Guiding Question
How do incremental actions build greatness?
How do incremental actions build greatness?
Large AI initiatives—district-wide learning analytics, school-wide virtual labs—can feel daunting, with potential for unintended consequences. As a leader, you mitigate risk by addressing small problems before they swell into crises. When initial pilot data shows that an AI-based formative tool misclassifies emergent bilingual students’ writing, you convene a rapid-response team. Instead of waiting for full-scale rollout, you pause, analyze the misclassifications, and retrain the model with more representative data. These early interventions prevent widespread frustration and ensure that large-scale deployments start on solid footing.

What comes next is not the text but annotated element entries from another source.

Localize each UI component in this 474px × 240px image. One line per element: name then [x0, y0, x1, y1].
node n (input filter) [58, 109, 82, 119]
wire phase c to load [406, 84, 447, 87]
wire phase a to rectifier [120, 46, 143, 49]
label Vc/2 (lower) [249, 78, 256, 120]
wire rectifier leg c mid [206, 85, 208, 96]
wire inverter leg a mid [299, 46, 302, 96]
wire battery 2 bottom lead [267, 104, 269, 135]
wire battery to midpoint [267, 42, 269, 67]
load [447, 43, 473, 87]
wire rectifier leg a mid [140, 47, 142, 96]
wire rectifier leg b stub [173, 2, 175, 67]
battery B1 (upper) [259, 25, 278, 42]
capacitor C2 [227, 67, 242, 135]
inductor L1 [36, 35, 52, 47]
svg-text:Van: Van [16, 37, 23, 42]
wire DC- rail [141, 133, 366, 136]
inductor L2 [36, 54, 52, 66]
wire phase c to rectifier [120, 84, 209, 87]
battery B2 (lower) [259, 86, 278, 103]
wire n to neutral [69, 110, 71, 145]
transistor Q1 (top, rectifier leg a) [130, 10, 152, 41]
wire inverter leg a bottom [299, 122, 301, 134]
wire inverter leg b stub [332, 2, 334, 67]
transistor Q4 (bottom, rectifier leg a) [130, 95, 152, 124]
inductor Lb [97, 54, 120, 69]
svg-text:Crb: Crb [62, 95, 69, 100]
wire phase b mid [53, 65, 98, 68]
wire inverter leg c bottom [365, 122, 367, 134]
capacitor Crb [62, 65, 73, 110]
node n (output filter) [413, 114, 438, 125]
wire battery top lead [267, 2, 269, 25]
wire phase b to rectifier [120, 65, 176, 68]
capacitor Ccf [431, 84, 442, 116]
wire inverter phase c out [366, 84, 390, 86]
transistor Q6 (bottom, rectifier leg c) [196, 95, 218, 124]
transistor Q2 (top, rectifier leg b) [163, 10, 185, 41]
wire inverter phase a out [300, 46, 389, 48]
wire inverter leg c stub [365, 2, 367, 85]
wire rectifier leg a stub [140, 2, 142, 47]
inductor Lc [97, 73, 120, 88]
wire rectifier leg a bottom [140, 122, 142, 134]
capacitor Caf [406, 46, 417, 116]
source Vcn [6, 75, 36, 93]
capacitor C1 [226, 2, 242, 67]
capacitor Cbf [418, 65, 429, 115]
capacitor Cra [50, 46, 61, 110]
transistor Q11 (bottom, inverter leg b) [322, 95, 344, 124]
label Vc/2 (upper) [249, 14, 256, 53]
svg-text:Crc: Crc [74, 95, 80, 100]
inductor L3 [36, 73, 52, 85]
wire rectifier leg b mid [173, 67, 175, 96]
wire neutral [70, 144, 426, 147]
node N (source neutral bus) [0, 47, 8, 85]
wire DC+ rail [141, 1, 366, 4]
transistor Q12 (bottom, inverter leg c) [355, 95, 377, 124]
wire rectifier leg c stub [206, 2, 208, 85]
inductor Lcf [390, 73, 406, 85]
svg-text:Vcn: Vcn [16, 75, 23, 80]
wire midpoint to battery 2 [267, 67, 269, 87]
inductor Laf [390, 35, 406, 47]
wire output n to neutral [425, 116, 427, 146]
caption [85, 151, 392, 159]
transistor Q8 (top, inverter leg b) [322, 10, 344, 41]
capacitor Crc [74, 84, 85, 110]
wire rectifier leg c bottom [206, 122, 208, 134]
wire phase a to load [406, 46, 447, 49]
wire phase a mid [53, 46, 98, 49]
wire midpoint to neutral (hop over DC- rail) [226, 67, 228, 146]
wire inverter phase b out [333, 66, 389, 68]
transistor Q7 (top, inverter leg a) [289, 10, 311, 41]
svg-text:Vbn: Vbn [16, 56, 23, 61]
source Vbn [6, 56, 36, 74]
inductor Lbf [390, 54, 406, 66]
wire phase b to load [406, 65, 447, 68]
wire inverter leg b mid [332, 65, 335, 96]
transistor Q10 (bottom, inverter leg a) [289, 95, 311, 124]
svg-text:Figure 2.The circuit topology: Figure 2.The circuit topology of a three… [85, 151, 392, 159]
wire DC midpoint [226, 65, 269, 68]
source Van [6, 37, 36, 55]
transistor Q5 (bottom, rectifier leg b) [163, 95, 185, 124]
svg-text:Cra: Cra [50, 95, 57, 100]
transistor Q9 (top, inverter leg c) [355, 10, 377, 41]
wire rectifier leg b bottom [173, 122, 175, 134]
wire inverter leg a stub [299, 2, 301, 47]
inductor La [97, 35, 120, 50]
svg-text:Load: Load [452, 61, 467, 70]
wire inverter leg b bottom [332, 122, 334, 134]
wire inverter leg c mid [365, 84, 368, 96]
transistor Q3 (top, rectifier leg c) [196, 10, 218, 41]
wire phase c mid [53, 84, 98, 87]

You also break big goals into bite-sized milestones. If your target is to “increase evidence-based decision-making across all departments,” you start with one department—perhaps the language arts team—helping them implement a simple AI-based survey tool for student feedback. After a quarter, you evaluate progress, document lessons learned, and refine training modules. Then, you apply those insights to the next department. This stair-step approach builds confidence incrementally, turning monumental tasks into manageable sprints. By focusing on small, early actions, you avoid overwhelming stakeholders, align resources strategically, and lay the groundwork for larger successes.
Address tiny cracks early; small fixes prevent large collapses.